Acaba hangimiz kendimizden daha çok nefret ediyoruz? Sen sevdiğin kadını öldürdün, ben sevdiğim adam için kendimi öldürdüm. Bağımlı, saplantılı, sümüksü bir varlığa dönüştüm. Ona olan tüm sevgimi nefretime yatırdım ve ikisini de tükettim.

Şimdi herhangi bir insanı sevmekten o kadar çok korkuyorum ki. Daha doğrusu sevmekten değil, karşılığında sevilmemekten ve hunharca, hoyratça kullanılmaktan korkuyorum. Maddi ve manevi.

Bir daha bu derece aşağılık muamelesi görmekten ölesiye korkuyorum.

Sen de sevmekten korkuyorsundur herhalde. Kendinden korkuyorsundur, yapabileceklerinden. Yaptıklarından.

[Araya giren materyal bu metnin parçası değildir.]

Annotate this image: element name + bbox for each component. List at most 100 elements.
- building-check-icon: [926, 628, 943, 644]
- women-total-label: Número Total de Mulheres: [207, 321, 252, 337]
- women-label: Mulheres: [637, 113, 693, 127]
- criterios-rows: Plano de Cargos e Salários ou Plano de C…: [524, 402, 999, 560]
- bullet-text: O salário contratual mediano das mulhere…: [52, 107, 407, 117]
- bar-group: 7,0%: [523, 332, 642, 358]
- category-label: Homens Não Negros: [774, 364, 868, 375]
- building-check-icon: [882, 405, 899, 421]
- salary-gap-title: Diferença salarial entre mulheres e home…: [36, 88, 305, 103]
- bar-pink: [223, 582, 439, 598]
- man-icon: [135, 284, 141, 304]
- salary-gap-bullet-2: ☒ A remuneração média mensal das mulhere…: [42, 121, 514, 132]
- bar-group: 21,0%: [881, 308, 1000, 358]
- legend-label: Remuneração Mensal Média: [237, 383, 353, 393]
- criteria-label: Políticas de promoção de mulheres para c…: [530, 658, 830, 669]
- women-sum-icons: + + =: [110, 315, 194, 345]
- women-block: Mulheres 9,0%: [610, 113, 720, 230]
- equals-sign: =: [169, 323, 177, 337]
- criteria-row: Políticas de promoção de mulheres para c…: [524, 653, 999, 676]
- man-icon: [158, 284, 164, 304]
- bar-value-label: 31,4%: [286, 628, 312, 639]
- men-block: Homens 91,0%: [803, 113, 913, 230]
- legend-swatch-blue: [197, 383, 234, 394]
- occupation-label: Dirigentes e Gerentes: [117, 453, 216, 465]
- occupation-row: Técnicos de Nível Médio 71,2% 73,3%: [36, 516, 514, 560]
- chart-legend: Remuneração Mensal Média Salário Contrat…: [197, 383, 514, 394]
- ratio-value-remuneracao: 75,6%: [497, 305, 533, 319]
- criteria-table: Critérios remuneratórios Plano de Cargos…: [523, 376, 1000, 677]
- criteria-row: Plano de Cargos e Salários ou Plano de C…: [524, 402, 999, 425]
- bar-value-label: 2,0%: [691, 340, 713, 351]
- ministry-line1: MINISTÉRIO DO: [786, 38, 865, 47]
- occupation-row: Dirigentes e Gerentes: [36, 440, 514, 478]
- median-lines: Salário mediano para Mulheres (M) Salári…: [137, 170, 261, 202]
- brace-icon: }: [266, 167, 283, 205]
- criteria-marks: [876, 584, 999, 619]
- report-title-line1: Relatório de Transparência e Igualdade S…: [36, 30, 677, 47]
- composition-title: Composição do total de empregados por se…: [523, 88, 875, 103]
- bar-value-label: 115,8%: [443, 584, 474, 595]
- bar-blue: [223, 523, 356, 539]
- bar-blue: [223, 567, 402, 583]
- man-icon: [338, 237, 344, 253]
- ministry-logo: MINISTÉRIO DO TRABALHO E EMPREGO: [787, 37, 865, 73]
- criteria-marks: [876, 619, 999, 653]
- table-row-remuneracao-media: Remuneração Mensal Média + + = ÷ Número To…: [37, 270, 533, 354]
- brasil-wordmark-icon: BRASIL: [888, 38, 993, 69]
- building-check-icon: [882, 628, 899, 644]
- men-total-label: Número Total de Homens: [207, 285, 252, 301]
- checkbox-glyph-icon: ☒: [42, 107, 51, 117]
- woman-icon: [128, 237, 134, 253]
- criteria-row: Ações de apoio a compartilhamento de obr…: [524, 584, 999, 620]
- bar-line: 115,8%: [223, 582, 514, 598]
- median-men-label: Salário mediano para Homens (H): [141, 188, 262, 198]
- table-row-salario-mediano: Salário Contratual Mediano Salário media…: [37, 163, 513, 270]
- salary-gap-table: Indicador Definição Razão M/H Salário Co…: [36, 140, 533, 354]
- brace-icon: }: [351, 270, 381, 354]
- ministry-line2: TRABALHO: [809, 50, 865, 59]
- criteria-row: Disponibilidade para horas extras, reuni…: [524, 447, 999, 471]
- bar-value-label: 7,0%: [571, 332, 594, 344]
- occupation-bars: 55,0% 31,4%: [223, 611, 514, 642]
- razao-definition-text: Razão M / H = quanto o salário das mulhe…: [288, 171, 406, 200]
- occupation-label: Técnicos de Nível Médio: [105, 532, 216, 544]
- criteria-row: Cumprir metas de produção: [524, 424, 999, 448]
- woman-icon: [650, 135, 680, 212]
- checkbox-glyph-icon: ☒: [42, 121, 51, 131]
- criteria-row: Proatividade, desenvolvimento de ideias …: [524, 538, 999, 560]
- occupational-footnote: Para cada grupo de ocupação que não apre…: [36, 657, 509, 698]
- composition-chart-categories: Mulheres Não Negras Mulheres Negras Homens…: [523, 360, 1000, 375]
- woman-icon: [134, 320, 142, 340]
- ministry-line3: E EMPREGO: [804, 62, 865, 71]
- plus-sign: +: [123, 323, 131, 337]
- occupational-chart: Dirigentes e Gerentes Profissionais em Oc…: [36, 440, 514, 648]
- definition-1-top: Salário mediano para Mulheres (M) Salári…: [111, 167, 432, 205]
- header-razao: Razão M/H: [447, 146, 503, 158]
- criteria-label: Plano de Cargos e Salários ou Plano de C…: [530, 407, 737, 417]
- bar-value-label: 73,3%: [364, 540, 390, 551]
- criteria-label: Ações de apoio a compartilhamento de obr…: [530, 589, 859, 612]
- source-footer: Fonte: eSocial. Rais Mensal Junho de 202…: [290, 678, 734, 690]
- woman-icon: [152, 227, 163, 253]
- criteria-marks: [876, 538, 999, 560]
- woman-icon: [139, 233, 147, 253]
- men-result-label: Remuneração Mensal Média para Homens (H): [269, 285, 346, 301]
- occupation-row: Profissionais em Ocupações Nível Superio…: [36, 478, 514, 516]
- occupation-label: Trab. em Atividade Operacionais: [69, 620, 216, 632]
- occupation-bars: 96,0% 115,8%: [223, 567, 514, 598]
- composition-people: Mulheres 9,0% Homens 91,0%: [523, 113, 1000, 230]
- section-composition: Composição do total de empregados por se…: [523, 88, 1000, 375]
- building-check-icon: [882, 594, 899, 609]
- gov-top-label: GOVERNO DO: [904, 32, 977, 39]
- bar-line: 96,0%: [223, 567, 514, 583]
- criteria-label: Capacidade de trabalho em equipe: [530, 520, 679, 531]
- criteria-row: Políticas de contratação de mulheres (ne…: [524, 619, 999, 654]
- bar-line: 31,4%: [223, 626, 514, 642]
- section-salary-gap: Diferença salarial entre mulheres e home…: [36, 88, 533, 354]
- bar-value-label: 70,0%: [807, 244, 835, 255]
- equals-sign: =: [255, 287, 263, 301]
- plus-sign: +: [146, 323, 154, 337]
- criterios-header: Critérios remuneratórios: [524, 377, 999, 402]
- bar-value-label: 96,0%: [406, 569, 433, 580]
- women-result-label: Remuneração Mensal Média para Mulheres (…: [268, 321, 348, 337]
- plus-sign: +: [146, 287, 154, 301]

Hayatımda senden daha fazla konuşmayı istediğim bir insan olduğunu zannetmiyorum. Onu en çok sevdiğim zamanda bile bu derece Onunla konuşmak istemedim. Ona soracak hiçbir sorum yoktu çünkü. Cevapları Ona sormadan alabiliyordum.

Ama sen...Seninle pffuitt diye yok olmak istiyorum. Çingene müziğinde.

Onu sevmek istiyorum Bertrand. Ama O bunu kabul etmeyecek, biliyorum. Çünkü herhalde sevme şeklimdeki bir bozukluk yüzünden, hiç kimse benim sevgimi istemiyor.

Sonra da soruyorlar, "Niye kimseyi sevmiyorsun?" diye. Haha. Neden acaba...

1 yorum:

Godsyndrome dedi ki...

bu yazıyı seninle tartışmak isterdim.yazını biraz sadeleştirerek sayfama eklemek istiyorum ama uzun zamandır blogunu ziyaret etmiyorsun sanırım. o yüzden eğer itirazın olursa bloguma uğra hoşçakal.